69: Bill O’Reilly

69: Bill O’Reilly

From Chicken Soup for the Soul: Billy Graham & Me

• 69 •
BILL O’REILLY

Bestselling author, commentator and host of Fox News Channel’s The O’Reilly Factor

I’ve been aware of the Reverend Billy Graham and his work almost all my life. When I was a little kid my parents would watch him on television when he was preaching at his crusades. Then we saw him with Bob Hope and then again when he was engaged in other church activities. When I was older I noticed that he was very often with U.S. Presidents.

He came across to me as a very decent man. Although I’m a Roman Catholic, and he is a Protestant preacher, I just thought the message was very simple. He seemed to be a guy who loved his country and just wanted people to practice the basic tenets of the Christian religion, such as loving your neighbor as yourself.

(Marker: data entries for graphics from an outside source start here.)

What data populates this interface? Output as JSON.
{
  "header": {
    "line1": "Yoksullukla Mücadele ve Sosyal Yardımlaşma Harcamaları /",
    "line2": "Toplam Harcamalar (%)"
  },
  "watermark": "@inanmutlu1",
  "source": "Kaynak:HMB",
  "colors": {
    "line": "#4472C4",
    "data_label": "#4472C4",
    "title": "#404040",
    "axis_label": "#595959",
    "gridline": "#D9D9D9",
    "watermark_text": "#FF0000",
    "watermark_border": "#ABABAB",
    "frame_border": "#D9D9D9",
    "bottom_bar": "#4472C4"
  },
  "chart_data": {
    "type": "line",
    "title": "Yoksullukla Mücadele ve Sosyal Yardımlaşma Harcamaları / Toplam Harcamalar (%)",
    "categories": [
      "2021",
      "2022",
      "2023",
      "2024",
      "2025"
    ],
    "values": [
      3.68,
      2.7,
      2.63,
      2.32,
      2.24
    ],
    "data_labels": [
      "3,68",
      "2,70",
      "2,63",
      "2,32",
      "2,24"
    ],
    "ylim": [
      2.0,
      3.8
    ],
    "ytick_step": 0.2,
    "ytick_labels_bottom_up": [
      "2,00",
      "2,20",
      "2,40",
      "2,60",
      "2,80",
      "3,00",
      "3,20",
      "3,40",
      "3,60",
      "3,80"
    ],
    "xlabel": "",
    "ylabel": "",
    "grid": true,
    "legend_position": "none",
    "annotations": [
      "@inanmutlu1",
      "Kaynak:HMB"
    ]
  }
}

I admired him for that simple message.

When you are brought up in a religious home like I was, and go to Catholic school, you learn certain things — a basic philosophy about how you should act, what behaviors you should exhibit. Then later, when you notice that somebody is on the same wavelength as you are and puts things in terms that are very easy to understand, you have a positive feeling toward that person. That was how I felt about Billy Graham.

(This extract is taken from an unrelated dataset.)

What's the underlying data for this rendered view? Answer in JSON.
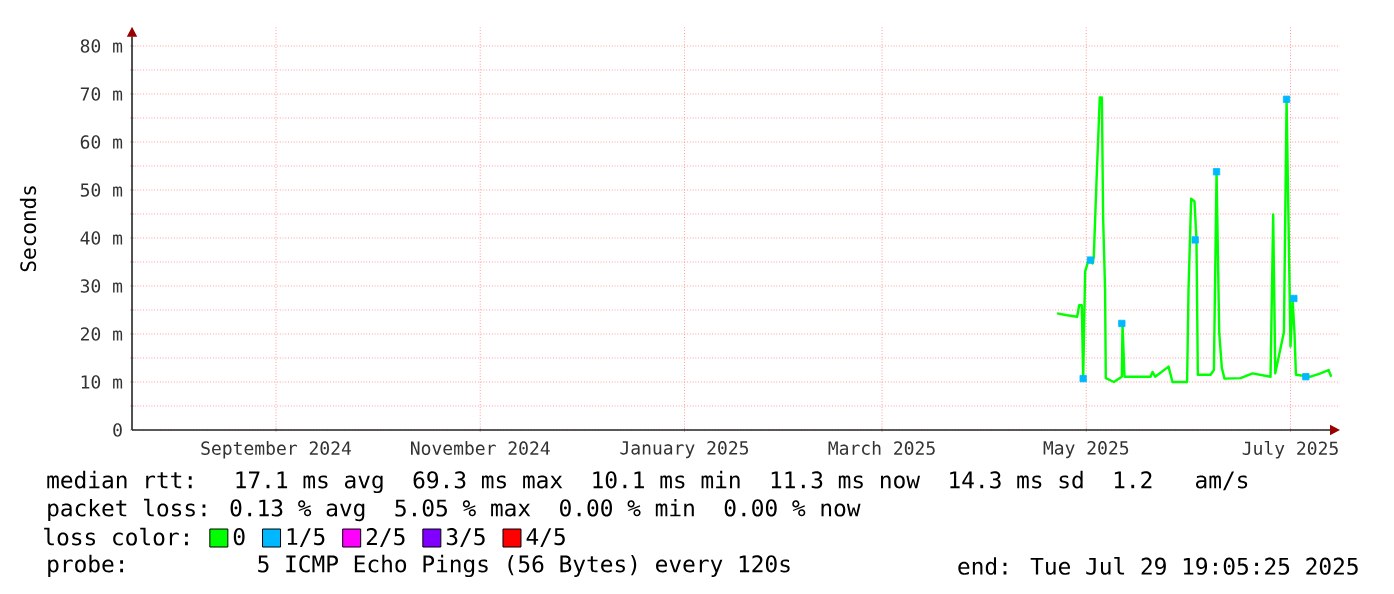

My upbringing in suburban New York City was very different from Reverend Graham’s. We came from two very different parts of the United States. But I did admire the fact that he was trying to do good, and had the respect of so many U.S. Presidents.

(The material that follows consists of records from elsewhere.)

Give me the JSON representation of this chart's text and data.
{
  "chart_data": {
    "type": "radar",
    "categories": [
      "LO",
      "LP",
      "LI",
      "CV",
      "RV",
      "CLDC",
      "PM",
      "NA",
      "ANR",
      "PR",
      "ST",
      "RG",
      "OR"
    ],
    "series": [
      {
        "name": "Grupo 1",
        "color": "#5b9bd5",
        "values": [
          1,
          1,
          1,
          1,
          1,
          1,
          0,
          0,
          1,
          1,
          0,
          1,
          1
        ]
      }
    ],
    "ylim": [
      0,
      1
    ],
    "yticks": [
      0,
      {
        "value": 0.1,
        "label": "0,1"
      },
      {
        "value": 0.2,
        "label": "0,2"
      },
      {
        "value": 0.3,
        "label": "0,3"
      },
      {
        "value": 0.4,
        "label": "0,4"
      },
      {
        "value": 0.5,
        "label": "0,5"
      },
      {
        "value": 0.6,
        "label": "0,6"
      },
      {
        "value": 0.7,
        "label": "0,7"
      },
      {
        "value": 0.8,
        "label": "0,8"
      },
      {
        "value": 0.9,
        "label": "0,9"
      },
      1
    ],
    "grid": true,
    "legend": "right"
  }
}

I always noticed that he wasn’t a negative guy. Some of the preachers can get a little negative, but he was basically trying to convince people that the kinder you are, the better. He just wanted people to understand that. As for me, I’m a simple guy. I like simple messages. I like consistency. I like very clear-cut topics of discussion, and he provided that.

Billy Graham’s son Franklin told me one time when he was on The O’Reilly Factor that his father watched my program every night. I was surprised. “Why does he take the time to do that?” I asked. And Franklin Graham replied, “He likes the simplicity of the message.” So what I admired about the Reverend Graham, he apparently liked about my show.

I can’t say that I followed or participated in all his crusades, but it was obvious that people trusted him both personally and in the message he was delivering. That sense of trust is a very special thing. Being a commentator on political and social affairs, I have noticed that in the higher echelons of power, people only gravitate to those whom they trust, so it was apparent that all of those U.S. Presidents who confided in Billy Graham trusted him. Maybe some of them had their own political motives for forming a relationship with him. Perhaps they wanted to be seen with him because he had a big constituency in the country and they thought this might give them some political advantage. Who knows what their reasons were? But they certainly trusted him, and I think that for the most part there was something much more than political calculation at work. There must have been something special, even unique about the Reverend Graham and the fellowship he offered that made these U.S. Presidents go out of their way to be with him, to call him for advice, to be seen with him and photographed with him.

Given the fact that these powerful men would take the time to seek his counsel, I think that over his lifetime he has had just as much influence in the world through such private, one-on-one meetings as he did in the public sphere, preaching to large audiences.

There aren’t too many people who rise to that level of acceptance in the corridors of power, especially the highest political office in the land, over such a long period of time, in so many different situations. In fact, I can’t think of anyone who had more access to so many people in powerful positions in so many administrations as Billy Graham did. There had to be a reason, and I think it lies in his decency, his goodness, his simplicity. These are very transparent virtues. They cannot be faked, and by all accounts Billy Graham has them in full measure.

All these things register with me as someone who observes and watches and tries to be fair in evaluating Americans and how they are contributing to their country. Billy Graham’s contribution has been a great one indeed. We are all in his debt, and the simple virtues he preaches never go out of fashion.